W prawie wiosenny czwartek w 82. rocznicę I wywózki złożono kwiaty pod tablicą Sybiraków przy torach kolejowych w szczycie hali targowej (ul. gen. Sikorskiego) oraz pod Pomnikiem Sybiraków przy Sanktuarium Miłosierdzia Bożego, gdzie odprawiono mszę sybiracką. Delegacja ze Związku Sybiraków była z prezes Danutą Pieńkowską na czele, 85-letnią Sybiraczką. Przedstawiciele Miasta Łomża przybyli z prezydentem Mariuszem Chrzanowskim. Starostwo powiatowe reprezentował starosta łomżyński Lech Szabłowski, Wojsko Polskie wystawiło trzech oficerów z płk. Pawłem Gałązką, dowódcą Garnizonu Łomża, a w imieniu TPZŁ kwiaty złożyli prezes Zygmunt Zdanowicz z wiceprezesem Wawrzyńcem Kłosińskim. Również inni delegaci widzieli napis na granicie tablicy "pamięci Zesłanych przez sowieckiego okupanta w latach 1940-1941 na nieludzką ziemię, gdzie czekało ich cierpienie, a wielu śmierć".
Z pobliskiego peronu 82 lat temu wyruszały pociągi w nieznane. Przerażeni ludzie nie wiedzieli, dlaczego zostali wypędzeni z domów i pod groźbą broni dowiezieni na stację kolejową. W różnych źródłach i relacjach podawane są liczby orientacyjne, m.in., że z Elżbiecina wywieziono wówczas 22 rodziny – około 120 osób; z Kraski i Konarzyc około 300 osób; z Podgórza - około 46 (do 49) rodzin - od ok. 150 do 175 mieszkańców. Ocenia się, że w sumie w tę jedną mroźną noc i dzień z Łomży i okolic deportowano ok. 1750 osób. Jeśli łomżyniacy przeżyli straszne 5 lat głodu, mrozu i chorób, wracali do Polski dopiero po wojnie.

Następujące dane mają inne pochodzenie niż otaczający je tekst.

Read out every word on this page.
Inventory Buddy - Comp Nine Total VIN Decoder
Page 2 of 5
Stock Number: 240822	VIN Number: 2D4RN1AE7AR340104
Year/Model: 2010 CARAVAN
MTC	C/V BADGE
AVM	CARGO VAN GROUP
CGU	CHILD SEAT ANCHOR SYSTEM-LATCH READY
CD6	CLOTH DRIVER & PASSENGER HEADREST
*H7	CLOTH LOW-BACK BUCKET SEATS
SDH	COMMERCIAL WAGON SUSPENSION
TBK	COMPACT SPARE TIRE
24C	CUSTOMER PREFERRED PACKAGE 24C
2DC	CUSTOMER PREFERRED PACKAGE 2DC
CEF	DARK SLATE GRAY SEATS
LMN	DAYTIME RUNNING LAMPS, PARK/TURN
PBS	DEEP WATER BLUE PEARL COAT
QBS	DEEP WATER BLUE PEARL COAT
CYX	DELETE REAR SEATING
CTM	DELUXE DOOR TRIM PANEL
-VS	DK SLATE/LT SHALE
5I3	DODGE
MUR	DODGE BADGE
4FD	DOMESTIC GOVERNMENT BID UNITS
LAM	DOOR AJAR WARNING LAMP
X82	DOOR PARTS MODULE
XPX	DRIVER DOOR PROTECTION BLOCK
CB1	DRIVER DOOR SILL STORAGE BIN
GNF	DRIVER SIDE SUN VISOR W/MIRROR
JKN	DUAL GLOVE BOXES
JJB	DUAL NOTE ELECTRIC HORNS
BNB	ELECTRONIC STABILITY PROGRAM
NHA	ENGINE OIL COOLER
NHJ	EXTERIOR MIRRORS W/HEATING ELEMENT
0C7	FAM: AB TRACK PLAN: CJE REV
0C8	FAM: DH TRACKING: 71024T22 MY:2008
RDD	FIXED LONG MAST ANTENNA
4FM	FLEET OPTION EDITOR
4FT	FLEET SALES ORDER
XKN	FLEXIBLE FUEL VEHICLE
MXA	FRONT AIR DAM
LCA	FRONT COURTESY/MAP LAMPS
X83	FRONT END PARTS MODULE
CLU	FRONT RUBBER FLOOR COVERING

Gehenna podróży bydlęcymi wagonami
Przypomnijmy: masowe wywózki na Sybir, za Ural, pod koło podbiegunowe i na stepu kazachskie Sowieci przeprowadzili cztery razy w okupowanej Polsce. Rosyjskie źródła podają, że około 330 tys. Polaków wywieziono w 4 deportacjach pomiędzy lutym 1940 r. a czerwcem 1941 r. Historyk prof. Adam Dobroński podał dużo więcej: ok. 900 tys., w tym z Łomży i okolic ok. 6 i pół tysiąca. Szacuje się, że około jednej trzeciej uprowadzonych nie przeżyło wywózek. Wielu nie wytrzymało gehenny podróży bydlęcymi wagonami zimą lub tragicznych warunków życia w mrozie na stepach.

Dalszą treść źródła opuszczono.